On Stocktwits, retail investors mirrored Wall Street’s sentiment, with the sentiment meter dipping into the ‘neutral’ territory (46/100) from ‘extremely bullish’ a day ago.
The stock has been gaining increasing retail interest on Stocktwits as is evident from a 100% rise in message count over the past year.
UBS said investor sentiment remained positive in the fourth quarter of 2024. This drove strong institutional and private client activity supported by a constructive market backdrop that reflected an increase in investors’ risk appetite following the results of the US presidential election.

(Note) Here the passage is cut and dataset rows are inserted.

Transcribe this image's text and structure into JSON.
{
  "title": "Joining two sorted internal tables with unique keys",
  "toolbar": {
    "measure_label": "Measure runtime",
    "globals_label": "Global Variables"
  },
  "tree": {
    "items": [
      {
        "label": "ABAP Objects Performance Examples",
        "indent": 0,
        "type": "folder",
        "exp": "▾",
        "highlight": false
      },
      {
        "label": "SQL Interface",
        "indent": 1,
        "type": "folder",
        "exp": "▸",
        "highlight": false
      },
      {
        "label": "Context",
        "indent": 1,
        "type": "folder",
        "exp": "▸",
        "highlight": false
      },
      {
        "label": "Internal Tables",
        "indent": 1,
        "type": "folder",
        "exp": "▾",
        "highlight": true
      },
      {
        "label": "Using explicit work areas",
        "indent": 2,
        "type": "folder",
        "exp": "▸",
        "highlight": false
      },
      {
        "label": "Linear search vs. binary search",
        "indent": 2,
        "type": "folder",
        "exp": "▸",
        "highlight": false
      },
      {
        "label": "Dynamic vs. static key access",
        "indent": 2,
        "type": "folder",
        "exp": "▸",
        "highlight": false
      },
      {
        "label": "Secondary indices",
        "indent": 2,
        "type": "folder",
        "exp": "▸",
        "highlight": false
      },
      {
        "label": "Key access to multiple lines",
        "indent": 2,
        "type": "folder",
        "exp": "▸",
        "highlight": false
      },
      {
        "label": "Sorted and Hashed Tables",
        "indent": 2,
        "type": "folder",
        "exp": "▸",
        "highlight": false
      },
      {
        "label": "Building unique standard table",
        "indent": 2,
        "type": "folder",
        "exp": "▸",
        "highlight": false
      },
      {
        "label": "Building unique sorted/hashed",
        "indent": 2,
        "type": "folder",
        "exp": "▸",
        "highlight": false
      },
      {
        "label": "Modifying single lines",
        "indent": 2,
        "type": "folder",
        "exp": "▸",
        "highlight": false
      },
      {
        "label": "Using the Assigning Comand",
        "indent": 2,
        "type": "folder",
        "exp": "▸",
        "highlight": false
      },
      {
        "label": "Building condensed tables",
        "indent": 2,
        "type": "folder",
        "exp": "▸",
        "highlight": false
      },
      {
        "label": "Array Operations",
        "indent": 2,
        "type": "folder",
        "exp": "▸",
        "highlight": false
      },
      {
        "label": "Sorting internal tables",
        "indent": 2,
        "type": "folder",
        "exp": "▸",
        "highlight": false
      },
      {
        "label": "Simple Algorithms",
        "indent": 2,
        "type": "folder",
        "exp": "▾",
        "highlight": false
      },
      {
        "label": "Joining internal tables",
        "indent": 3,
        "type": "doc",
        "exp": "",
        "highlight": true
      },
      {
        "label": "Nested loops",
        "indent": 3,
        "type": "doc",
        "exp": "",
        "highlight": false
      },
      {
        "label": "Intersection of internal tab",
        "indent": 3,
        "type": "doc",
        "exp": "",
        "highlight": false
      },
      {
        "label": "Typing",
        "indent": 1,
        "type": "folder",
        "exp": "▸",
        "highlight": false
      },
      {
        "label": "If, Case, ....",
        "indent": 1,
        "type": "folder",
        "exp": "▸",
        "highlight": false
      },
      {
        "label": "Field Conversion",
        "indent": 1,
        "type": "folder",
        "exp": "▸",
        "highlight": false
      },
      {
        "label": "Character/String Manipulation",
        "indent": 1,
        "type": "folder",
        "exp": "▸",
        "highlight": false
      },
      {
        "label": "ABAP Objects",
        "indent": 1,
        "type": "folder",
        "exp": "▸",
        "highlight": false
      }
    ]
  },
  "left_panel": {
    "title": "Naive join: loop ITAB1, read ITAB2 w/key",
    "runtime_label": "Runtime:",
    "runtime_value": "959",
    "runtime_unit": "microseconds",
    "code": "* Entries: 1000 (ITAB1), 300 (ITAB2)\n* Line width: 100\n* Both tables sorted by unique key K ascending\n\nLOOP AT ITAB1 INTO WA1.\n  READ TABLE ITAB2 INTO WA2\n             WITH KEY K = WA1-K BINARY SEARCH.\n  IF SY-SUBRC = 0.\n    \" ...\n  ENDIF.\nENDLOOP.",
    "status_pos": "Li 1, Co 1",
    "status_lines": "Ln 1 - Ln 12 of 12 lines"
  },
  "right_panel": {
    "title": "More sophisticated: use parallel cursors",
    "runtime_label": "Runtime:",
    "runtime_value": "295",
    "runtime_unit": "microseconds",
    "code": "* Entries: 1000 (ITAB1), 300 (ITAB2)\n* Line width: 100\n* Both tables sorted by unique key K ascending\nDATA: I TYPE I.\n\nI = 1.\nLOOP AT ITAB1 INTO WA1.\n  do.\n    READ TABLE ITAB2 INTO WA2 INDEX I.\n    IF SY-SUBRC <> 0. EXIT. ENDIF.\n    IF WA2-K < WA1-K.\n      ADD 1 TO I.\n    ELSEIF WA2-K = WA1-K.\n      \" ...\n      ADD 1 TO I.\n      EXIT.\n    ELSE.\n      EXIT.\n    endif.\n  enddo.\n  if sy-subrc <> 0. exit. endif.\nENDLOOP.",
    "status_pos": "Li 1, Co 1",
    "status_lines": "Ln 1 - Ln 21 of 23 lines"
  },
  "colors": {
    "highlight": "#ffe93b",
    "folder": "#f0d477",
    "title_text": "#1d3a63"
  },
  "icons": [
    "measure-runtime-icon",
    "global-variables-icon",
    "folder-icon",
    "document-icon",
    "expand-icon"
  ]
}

The lender noted that although constructive market conditions have continued in the first quarter of 2025, investor behavior may be affected by the clouded macroeconomic outlook outside the US, increased uncertainties around global trade, inflation, and central bank policies, as well as geopolitics, including the upcoming elections in Germany.
For the first quarter, UBS expects a low-to-mid single-digit percentage sequential decline in NII in Global Wealth Management and around a 10% sequential decline in Personal & Corporate Banking’s NII, measured in Swiss francs.
UBS shares have gained over 15% year-to-date, while the stock is up over 17% in the past year.